In deze zaak heeft de Rechtbank Midden-Nederland op 25 mei 2023 uitspraak gedaan in een bestuursrechtelijke procedure over de toekenning van een wezenuitkering aan eiseres, die de voogdij heeft over haar kleinzoon na het overlijden van haar dochter. Eiseres had een wezenuitkering aangevraagd met terugwerkende kracht van vijf jaar, maar de Sociale Verzekeringsbank (SVB) had deze aanvraag afgewezen en slechts een terugwerkende kracht van één jaar toegekend. De rechtbank heeft het beroep van eiseres ongegrond verklaard, waarbij zij de beslissing van de SVB heeft bevestigd.
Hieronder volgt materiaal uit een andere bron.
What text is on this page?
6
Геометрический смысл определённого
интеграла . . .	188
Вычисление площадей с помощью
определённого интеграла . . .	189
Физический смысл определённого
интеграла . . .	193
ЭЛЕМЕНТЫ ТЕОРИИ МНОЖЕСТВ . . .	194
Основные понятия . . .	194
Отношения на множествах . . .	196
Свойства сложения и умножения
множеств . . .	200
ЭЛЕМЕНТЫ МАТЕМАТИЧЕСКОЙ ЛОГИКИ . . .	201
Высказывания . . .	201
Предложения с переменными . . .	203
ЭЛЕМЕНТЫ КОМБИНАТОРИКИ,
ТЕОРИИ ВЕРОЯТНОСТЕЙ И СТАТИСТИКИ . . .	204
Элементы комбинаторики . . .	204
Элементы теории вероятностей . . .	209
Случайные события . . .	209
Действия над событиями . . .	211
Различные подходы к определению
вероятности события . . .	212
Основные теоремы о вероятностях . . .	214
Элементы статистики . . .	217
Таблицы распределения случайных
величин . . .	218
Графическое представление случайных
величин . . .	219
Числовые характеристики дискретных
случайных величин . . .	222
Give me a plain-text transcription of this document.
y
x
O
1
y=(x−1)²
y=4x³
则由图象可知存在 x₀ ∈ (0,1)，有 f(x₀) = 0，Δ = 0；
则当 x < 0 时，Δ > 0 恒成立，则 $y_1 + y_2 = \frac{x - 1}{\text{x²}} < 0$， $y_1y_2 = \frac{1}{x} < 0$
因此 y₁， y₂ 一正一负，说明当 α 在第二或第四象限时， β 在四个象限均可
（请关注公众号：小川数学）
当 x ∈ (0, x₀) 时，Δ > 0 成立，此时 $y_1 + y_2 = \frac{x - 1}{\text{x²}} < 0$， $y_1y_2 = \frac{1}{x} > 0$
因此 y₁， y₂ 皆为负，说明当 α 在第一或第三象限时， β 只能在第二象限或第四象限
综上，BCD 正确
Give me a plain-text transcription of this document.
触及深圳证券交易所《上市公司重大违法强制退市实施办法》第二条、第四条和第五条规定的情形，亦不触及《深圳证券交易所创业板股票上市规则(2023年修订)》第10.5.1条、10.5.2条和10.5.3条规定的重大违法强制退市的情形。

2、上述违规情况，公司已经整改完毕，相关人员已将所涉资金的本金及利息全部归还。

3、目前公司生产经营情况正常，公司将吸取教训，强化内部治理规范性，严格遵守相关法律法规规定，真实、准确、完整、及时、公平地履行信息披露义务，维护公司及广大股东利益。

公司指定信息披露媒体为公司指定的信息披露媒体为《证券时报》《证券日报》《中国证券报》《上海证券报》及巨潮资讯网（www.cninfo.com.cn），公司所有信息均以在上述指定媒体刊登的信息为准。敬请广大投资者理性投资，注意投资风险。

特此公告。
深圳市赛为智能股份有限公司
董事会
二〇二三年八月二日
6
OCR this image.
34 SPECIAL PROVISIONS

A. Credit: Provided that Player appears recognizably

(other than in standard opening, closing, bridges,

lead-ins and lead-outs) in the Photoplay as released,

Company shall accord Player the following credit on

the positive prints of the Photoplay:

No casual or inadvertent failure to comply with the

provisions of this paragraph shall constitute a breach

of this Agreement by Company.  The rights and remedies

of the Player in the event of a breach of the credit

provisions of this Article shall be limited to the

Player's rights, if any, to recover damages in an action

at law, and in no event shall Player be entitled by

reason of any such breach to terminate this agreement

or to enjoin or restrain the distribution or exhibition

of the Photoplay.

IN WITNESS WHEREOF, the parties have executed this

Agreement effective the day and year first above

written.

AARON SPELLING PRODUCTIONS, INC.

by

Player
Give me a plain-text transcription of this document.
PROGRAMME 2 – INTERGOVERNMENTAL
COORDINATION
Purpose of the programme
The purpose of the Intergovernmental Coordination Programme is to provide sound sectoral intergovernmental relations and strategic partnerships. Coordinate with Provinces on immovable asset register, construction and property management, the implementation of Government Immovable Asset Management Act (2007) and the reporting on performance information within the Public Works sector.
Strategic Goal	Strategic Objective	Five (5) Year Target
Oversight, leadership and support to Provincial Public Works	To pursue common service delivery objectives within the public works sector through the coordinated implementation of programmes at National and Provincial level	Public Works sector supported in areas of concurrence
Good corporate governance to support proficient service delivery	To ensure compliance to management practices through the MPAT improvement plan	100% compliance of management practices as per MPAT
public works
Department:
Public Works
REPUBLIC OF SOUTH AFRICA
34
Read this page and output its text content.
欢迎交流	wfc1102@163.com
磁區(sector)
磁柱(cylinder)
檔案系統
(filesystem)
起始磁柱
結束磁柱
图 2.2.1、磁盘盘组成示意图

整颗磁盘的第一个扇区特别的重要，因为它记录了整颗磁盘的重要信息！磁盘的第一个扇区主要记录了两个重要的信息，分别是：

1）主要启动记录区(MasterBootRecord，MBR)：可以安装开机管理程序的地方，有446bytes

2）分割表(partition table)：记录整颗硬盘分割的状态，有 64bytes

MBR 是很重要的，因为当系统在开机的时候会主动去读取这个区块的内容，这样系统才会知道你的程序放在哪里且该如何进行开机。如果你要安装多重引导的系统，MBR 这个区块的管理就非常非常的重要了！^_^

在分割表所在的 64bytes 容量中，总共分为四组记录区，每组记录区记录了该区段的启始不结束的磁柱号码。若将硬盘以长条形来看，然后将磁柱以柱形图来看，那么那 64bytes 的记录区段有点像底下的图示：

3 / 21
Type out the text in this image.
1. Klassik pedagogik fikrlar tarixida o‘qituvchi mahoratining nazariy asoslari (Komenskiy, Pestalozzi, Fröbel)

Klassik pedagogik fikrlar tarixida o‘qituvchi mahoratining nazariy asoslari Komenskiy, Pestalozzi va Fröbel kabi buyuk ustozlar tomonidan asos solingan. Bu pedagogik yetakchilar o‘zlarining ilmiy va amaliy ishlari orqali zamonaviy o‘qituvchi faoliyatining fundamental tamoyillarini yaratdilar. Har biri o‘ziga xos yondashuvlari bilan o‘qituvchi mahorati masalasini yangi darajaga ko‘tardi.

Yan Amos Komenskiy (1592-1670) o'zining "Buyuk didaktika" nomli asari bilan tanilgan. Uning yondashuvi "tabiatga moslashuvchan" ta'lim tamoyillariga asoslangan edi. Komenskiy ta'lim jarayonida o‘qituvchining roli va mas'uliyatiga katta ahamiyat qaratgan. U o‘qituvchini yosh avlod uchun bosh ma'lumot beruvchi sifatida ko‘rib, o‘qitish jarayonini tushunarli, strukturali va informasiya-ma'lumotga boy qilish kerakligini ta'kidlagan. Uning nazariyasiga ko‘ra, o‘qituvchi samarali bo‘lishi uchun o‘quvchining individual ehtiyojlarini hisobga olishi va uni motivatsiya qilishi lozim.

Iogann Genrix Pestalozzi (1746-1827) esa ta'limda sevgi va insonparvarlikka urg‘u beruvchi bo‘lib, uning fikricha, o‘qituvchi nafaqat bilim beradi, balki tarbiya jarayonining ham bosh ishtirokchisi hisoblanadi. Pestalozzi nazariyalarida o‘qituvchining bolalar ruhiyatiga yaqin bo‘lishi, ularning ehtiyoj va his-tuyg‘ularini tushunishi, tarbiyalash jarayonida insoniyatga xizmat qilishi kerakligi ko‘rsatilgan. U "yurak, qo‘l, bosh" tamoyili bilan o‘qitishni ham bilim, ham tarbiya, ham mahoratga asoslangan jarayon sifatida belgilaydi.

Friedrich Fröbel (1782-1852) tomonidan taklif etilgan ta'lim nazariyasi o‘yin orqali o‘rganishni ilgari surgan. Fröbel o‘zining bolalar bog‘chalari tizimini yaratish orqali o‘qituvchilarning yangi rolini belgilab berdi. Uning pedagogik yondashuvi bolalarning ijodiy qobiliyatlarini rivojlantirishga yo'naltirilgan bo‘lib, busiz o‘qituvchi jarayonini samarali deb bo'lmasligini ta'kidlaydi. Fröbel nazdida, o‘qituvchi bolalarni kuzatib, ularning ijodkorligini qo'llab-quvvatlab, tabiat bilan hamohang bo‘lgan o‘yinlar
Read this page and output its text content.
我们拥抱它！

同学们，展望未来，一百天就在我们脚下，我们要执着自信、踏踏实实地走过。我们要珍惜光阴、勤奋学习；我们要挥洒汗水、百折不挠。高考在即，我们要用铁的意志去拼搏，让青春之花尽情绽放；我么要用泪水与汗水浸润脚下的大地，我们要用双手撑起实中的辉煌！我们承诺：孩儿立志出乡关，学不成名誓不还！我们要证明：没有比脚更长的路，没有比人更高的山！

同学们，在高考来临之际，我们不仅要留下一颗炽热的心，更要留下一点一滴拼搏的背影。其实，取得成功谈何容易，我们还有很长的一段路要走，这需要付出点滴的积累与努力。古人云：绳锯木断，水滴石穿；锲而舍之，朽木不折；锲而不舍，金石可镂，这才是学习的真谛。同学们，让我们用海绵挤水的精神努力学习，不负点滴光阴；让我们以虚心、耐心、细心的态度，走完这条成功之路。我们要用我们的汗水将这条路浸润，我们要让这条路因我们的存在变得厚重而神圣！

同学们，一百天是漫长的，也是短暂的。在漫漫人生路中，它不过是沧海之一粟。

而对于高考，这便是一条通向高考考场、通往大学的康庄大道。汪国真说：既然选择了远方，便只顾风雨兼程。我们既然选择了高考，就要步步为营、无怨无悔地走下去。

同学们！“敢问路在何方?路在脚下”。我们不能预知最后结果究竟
De rechtbank overwoog dat de hoofdregel voor de toekenning van een wezenuitkering een terugwerkende kracht van maximaal één jaar is, tenzij er sprake is van bijzondere omstandigheden. Eiseres stelde dat zij niet op de hoogte was van haar recht op een wezenuitkering en dat zij in een bijzondere situatie verkeerde. De rechtbank oordeelde echter dat eiseres, ondanks haar persoonlijke omstandigheden, in staat was om tijdig hulp te regelen en aanvragen te doen, zoals voor kinderbijslag en voogdij. Dit betekende dat de SVB niet onterecht had gehandeld door de aanvraag voor een langere terugwerkende kracht af te wijzen.
De rechtbank erkende de emotionele impact van het verlies van eiseres en het zorgen voor haar kleinzoon, maar concludeerde dat de SVB correct had gehandeld volgens de geldende beleidsregels. Eiseres kreeg geen vergoeding voor griffierecht of proceskosten en werd gewezen op de mogelijkheid om in hoger beroep te gaan tegen deze uitspraak.